Durante a discussão, Xambinho lembrou que ele, Gandini (Podemos) e Mazinho dos Anjos (MDB) chegaram a apresentar propostas com objetivo semelhante, reunidas em um único projeto que acabou vetado anteriormente por vício de iniciativa. Ao defender o novo texto, o parlamentar afirmou: “O governo entendeu que é importante para o momento que o Espírito Santo vive e o processo de mudanças climáticas. O Espírito Santo é um dos estados com responsabilidade socioambiental e vai receber uma montadora de veículos elétricos, a maioria dos carros elétricos que chegam ao Brasil vem pelo Porto de Vitória. Temos muitos usuários adeptos dos veículos no Estado”.

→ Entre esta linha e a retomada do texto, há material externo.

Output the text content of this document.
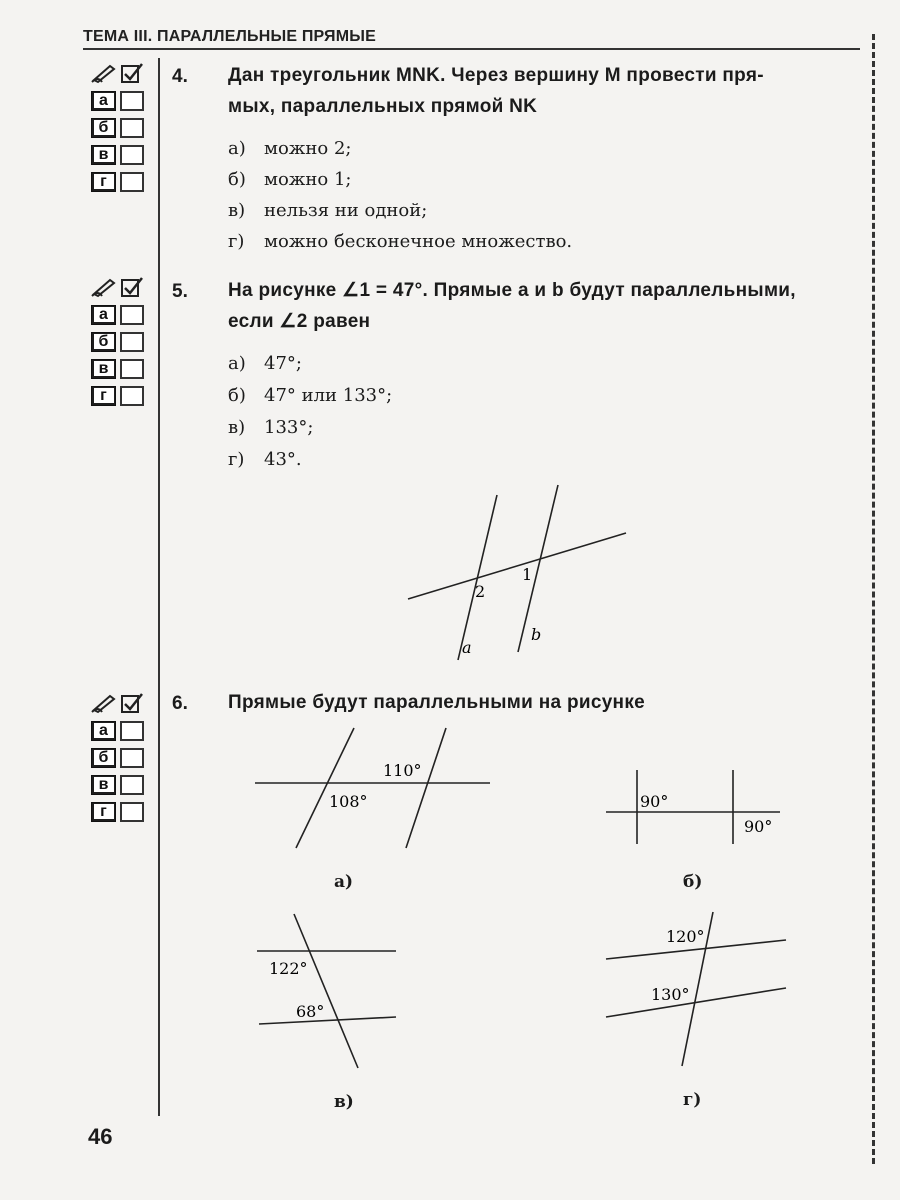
ТЕМА III. ПАРАЛЛЕЛЬНЫЕ ПРЯМЫЕ
а
б
в
г
а
б
в
г
а
б
в
г
4. Дан треугольник MNK. Через вершину M провести пря-
мых, параллельных прямой NK
а) можно 2;
б) можно 1;
в) нельзя ни одной;
г) можно бесконечное множество.
5. На рисунке ∠1 = 47°. Прямые a и b будут параллельными,
если ∠2 равен
а) 47°;
б) 47° или 133°;
в) 133°;
г) 43°.
1
2
a
b
6. Прямые будут параллельными на рисунке
110°
108°
а)
90°
90°
б)
122°
68°
в)
120°
130°
г)
46
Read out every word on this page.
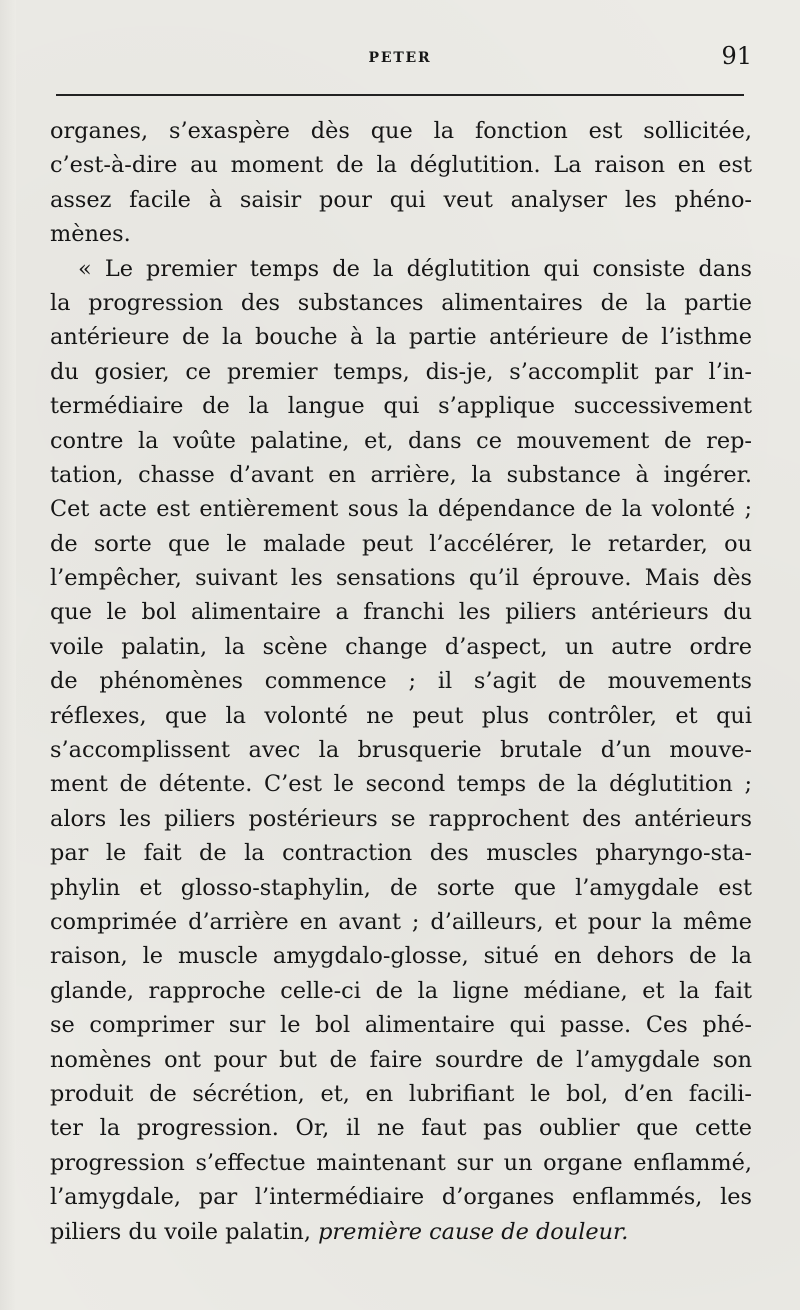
PETER	91
organes, s’exaspère dès que la fonction est sollicitée,
c’est-à-dire au moment de la déglutition. La raison en est
assez facile à saisir pour qui veut analyser les phéno-
mènes.
« Le premier temps de la déglutition qui consiste dans
la progression des substances alimentaires de la partie
antérieure de la bouche à la partie antérieure de l’isthme
du gosier, ce premier temps, dis-je, s’accomplit par l’in-
termédiaire de la langue qui s’applique successivement
contre la voûte palatine, et, dans ce mouvement de rep-
tation, chasse d’avant en arrière, la substance à ingérer.
Cet acte est entièrement sous la dépendance de la volonté ;
de sorte que le malade peut l’accélérer, le retarder, ou
l’empêcher, suivant les sensations qu’il éprouve. Mais dès
que le bol alimentaire a franchi les piliers antérieurs du
voile palatin, la scène change d’aspect, un autre ordre
de phénomènes commence ; il s’agit de mouvements
réflexes, que la volonté ne peut plus contrôler, et qui
s’accomplissent avec la brusquerie brutale d’un mouve-
ment de détente. C’est le second temps de la déglutition ;
alors les piliers postérieurs se rapprochent des antérieurs
par le fait de la contraction des muscles pharyngo-sta-
phylin et glosso-staphylin, de sorte que l’amygdale est
comprimée d’arrière en avant ; d’ailleurs, et pour la même
raison, le muscle amygdalo-glosse, situé en dehors de la
glande, rapproche celle-ci de la ligne médiane, et la fait
se comprimer sur le bol alimentaire qui passe. Ces phé-
nomènes ont pour but de faire sourdre de l’amygdale son
produit de sécrétion, et, en lubrifiant le bol, d’en facili-
ter la progression. Or, il ne faut pas oublier que cette
progression s’effectue maintenant sur un organe enflammé,
l’amygdale, par l’intermédiaire d’organes enflammés, les
piliers du voile palatin, première cause de douleur.
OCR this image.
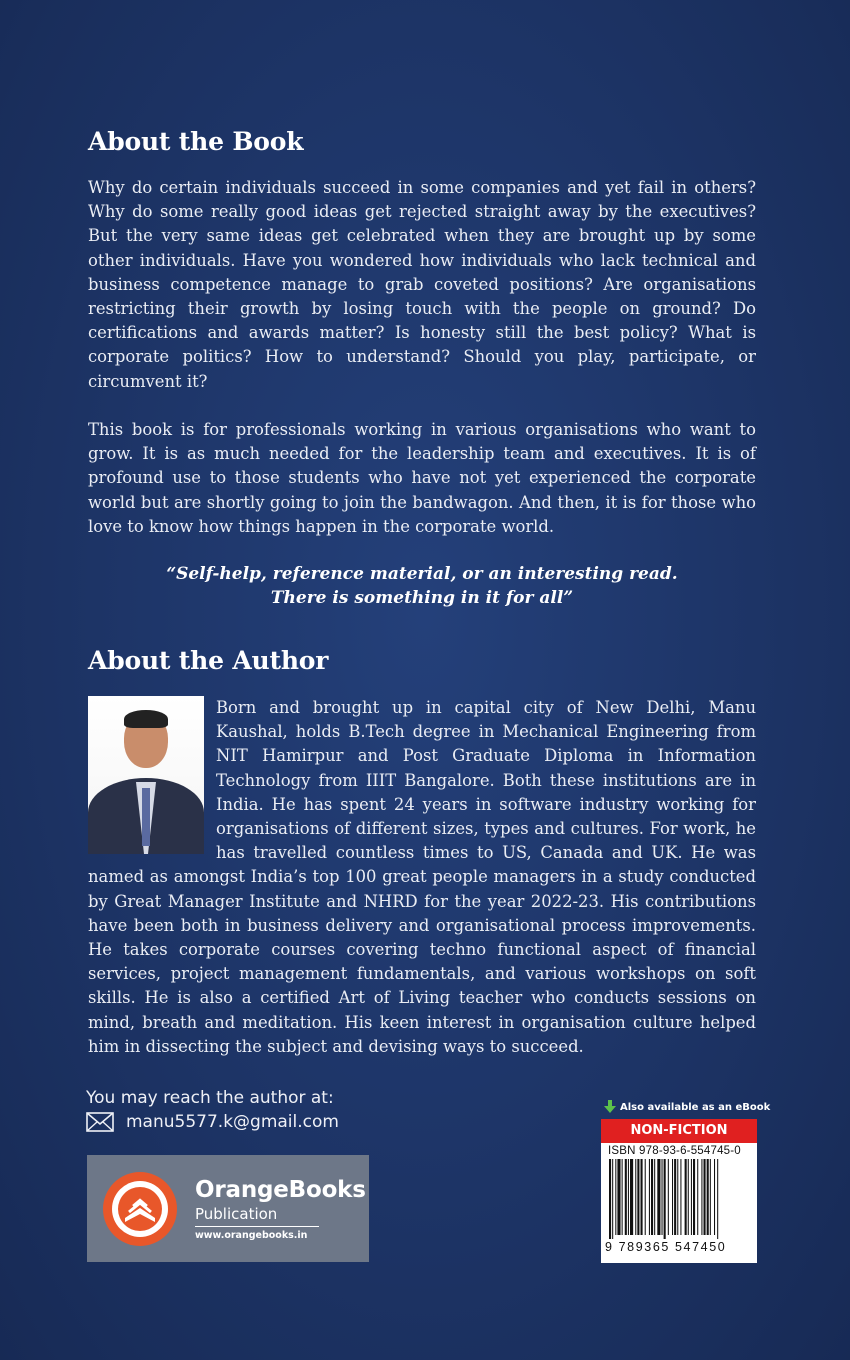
About the Book

Why do certain individuals succeed in some companies and yet fail in others? Why do some really good ideas get rejected straight away by the executives? But the very same ideas get celebrated when they are brought up by some other individuals. Have you wondered how individuals who lack technical and business competence manage to grab coveted positions? Are organisations restricting their growth by losing touch with the people on ground? Do certifications and awards matter? Is honesty still the best policy? What is corporate politics? How to understand? Should you play, participate, or circumvent it?

This book is for professionals working in various organisations who want to grow. It is as much needed for the leadership team and executives. It is of profound use to those students who have not yet experienced the corporate world but are shortly going to join the bandwagon. And then, it is for those who love to know how things happen in the corporate world.

“Self-help, reference material, or an interesting read.
There is something in it for all”
About the Author
Born and brought up in capital city of New Delhi, Manu Kaushal, holds B.Tech degree in Mechanical Engineering from NIT Hamirpur and Post Graduate Diploma in Information Technology from IIIT Bangalore. Both these institutions are in India. He has spent 24 years in software industry working for organisations of different sizes, types and cultures. For work, he has travelled countless times to US, Canada and UK. He was named as amongst India’s top 100 great people managers in a study conducted by Great Manager Institute and NHRD for the year 2022-23. His contributions have been both in business delivery and organisational process improvements. He takes corporate courses covering techno functional aspect of financial services, project management fundamentals, and various workshops on soft skills. He is also a certified Art of Living teacher who conducts sessions on mind, breath and meditation. His keen interest in organisation culture helped him in dissecting the subject and devising ways to succeed.
You may reach the author at:
manu5577.k@gmail.com
OrangeBooks
Publication
www.orangebooks.in
Also available as an eBook
NON-FICTION
ISBN 978-93-6-554745-0
9 789365 547450
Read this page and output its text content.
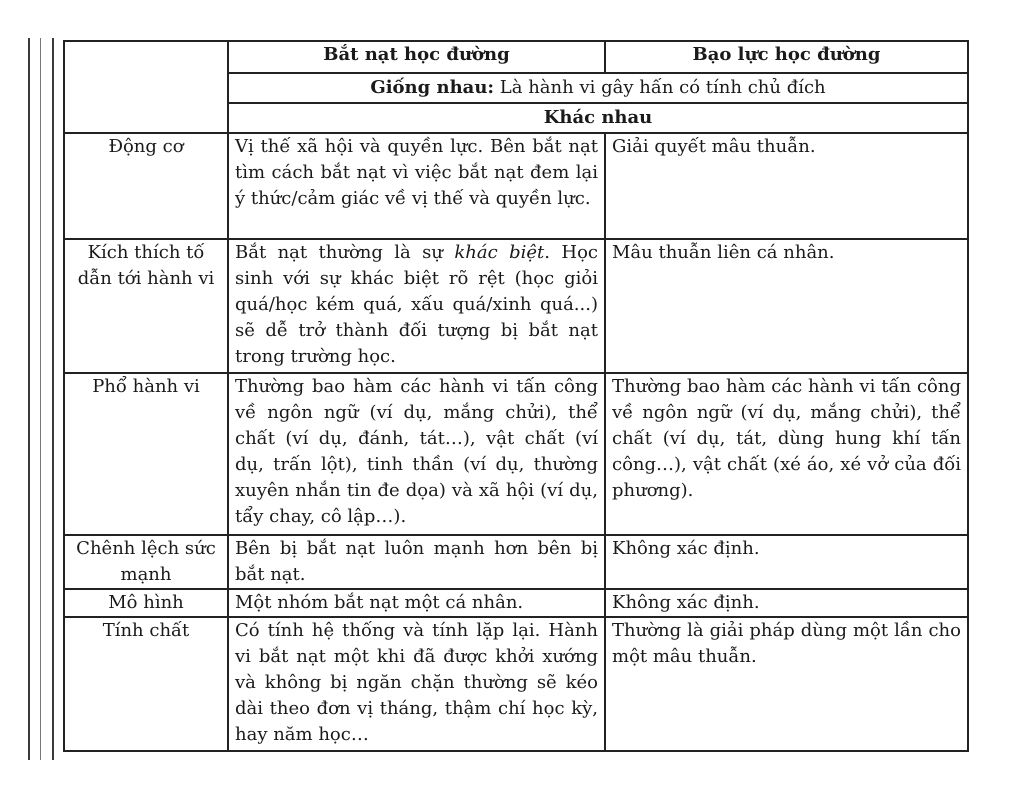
	Bắt nạt học đường	Bạo lực học đường
	Giống nhau: Là hành vi gây hấn có tính chủ đích	
	Khác nhau	
Động cơ	Vị thế xã hội và quyền lực. Bên bắt nạt tìm cách bắt nạt vì việc bắt nạt đem lại ý thức/cảm giác về vị thế và quyền lực.	Giải quyết mâu thuẫn.
Kích thích tố dẫn tới hành vi	Bắt nạt thường là sự khác biệt. Học sinh với sự khác biệt rõ rệt (học giỏi quá/học kém quá, xấu quá/xinh quá...) sẽ dễ trở thành đối tượng bị bắt nạt trong trường học.	Mâu thuẫn liên cá nhân.
Phổ hành vi	Thường bao hàm các hành vi tấn công về ngôn ngữ (ví dụ, mắng chửi), thể chất (ví dụ, đánh, tát…), vật chất (ví dụ, trấn lột), tinh thần (ví dụ, thường xuyên nhắn tin đe dọa) và xã hội (ví dụ, tẩy chay, cô lập…).	Thường bao hàm các hành vi tấn công về ngôn ngữ (ví dụ, mắng chửi), thể chất (ví dụ, tát, dùng hung khí tấn công…), vật chất (xé áo, xé vở của đối phương).
Chênh lệch sức mạnh	Bên bị bắt nạt luôn mạnh hơn bên bị bắt nạt.	Không xác định.
Mô hình	Một nhóm bắt nạt một cá nhân.	Không xác định.
Tính chất	Có tính hệ thống và tính lặp lại. Hành vi bắt nạt một khi đã được khởi xướng và không bị ngăn chặn thường sẽ kéo dài theo đơn vị tháng, thậm chí học kỳ, hay năm học…	Thường là giải pháp dùng một lần cho một mâu thuẫn.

O que muda para moradores e condomínios
Na prática, o PL 342/2026 define condições para que o interessado faça a implantação com respaldo técnico. Além de respeitar as regras do setor elétrico, o proprietário deverá contratar profissional habilitado e formalizar a instalação por meio de Anotação de Responsabilidade Técnica (ART) ou Registro de Responsabilidade Técnica (RRT). Também será obrigatória a comunicação formal à administração do condomínio.
A proposta ainda dá autonomia para que o condomínio estabeleça procedimentos e padrões para essa comunicação, incluindo responsabilidades em caso de danos ou do consumo de energia associado ao carregamento. Por outro lado, o texto impede a administração de barrar a instalação sem apresentar justificativa técnica ou de segurança.
Debate em plenário e transição energética
O deputado Gandini também defendeu o avanço da proposta e disse que o envio do projeto pelo Executivo ocorreu após diálogo com a sociedade. “Ele dialogou com a sociedade, percebeu a importância de a gente acelerar essa transição energética.
Uma das formas é facilitar a vida de quem adquiriu carro elétrico, que muitas vezes não tem onde carregar. Nossas cidades são verticalizadas, e os carros não têm onde recarregar. Essa proposta ajuda a criar a condição para as pessoas que adquirirem o carro para ter economia, ajudar o meio ambiente a fazer a recarga no seu condomínio”, afirmou.
Principais pontos previstos no projeto:
- Direito de instalar carregador em vaga privativa, com custos do proprietário;
- Necessidade de compatibilidade com a carga elétrica do prédio;
- Conformidade com normas da distribuidora e da ABNT;
- Obrigatoriedade de ART ou RRT e contratação de profissional habilitado;
- Comunicação formal ao condomínio, com regras e padrões definidos pela administração;
- Proibição de veto sem justificativa técnica ou de segurança.